The second problem for bio-fuels is that ethanol cannot simply be dumped into the standard combustion-based engine, but instead it either has to be combined with a significant amount of gasoline, usually in a 20-80 mixture (ethanol-gasoline) or the engine needs to be retrofitted to operate properly with the ethanol. So, unless a new synthesis methodology is developed or an expanded retrofit infrastructure is established, the ability of bio-fuels to influence oil use in transportation sector appears to be limited.
Reduced oil consumption can be achieved without the administration of new technologies such as electric or bio-fuel based vehicles. New investment in the development of mass transit options like buses and light rail could reduce both the capital required for the deployment of these new technologies as well as reduce oil use both in the short-term and the long-term.

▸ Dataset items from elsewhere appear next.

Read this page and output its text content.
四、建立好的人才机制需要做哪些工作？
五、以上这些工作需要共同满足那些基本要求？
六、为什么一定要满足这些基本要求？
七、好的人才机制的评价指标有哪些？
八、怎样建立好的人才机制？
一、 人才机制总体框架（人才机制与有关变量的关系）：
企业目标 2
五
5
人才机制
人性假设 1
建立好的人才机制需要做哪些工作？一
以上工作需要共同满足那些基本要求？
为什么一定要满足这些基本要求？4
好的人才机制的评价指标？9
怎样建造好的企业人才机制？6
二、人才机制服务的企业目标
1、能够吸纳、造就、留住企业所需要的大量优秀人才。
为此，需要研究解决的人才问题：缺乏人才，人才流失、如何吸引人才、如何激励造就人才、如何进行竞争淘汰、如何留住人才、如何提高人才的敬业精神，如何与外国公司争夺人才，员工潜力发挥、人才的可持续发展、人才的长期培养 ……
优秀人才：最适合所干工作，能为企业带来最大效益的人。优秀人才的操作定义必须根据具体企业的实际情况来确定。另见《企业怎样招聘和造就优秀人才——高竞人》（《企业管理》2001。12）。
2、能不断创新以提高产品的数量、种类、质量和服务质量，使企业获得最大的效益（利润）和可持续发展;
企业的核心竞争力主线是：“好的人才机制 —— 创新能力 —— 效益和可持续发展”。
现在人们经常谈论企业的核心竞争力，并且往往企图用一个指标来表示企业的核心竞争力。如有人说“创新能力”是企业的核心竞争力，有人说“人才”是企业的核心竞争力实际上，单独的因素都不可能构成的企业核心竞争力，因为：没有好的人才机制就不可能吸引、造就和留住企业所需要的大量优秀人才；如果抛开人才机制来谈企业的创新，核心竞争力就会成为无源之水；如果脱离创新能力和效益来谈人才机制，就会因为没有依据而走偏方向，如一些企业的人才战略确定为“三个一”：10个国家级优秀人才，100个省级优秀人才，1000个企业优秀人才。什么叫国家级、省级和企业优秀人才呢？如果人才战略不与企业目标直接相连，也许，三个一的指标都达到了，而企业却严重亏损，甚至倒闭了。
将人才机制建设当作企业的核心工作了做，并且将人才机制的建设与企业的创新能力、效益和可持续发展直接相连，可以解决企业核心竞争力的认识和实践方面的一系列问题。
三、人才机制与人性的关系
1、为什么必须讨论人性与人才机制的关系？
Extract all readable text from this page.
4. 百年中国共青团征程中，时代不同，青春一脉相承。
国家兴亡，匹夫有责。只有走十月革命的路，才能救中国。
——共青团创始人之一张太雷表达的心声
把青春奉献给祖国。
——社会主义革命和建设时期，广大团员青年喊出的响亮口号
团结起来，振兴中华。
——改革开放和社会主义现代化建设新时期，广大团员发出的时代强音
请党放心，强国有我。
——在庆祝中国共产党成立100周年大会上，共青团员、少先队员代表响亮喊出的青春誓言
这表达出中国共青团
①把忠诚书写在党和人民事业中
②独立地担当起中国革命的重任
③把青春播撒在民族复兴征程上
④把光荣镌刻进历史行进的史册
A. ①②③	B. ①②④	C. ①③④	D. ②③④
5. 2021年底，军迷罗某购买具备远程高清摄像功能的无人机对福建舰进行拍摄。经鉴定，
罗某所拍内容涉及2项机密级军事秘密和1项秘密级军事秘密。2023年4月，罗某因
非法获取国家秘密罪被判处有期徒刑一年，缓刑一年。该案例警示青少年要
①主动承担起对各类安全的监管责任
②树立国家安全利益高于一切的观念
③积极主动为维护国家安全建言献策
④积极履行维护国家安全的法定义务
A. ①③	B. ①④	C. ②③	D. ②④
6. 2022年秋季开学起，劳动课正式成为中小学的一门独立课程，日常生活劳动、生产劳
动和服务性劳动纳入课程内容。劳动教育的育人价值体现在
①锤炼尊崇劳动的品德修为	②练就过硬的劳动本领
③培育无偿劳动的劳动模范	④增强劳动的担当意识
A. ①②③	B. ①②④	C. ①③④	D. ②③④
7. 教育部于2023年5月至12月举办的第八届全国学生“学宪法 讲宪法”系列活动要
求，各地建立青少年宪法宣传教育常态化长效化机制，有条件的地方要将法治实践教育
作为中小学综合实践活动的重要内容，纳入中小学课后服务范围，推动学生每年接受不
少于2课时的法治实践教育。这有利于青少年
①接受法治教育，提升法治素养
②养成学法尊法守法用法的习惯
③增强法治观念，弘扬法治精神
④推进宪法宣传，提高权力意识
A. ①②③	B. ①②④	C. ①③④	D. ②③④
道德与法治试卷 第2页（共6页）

Unfortunately there does not appear to be a sufficient drive for reinvestment in older mass transit technologies reducing the probability that such a strategy will play a meaningful role in the reduction of oil consumption.
Although pinpointing the exact time point of ‘peak oil’ and the resultant spike in oil prices due to lack of supply, rather than due to short-term temporal factors, seems to be important it really isn’t. Regardless of whether or not non-conventional sources are tapped, it is highly probable that oil itself will become less and less economically attractive as time passes demanding the rapid production and deployment of oil alternatives to avoid economic slowdown in the global economy. There appear to be two elements that must happen to avoid significant economic slowdown in the future due to lack of oil, confirmation and appropriate heavy investment in Iraqi oil development and devotion of significant capital and effort to aiding the development of alternative oil-based resources.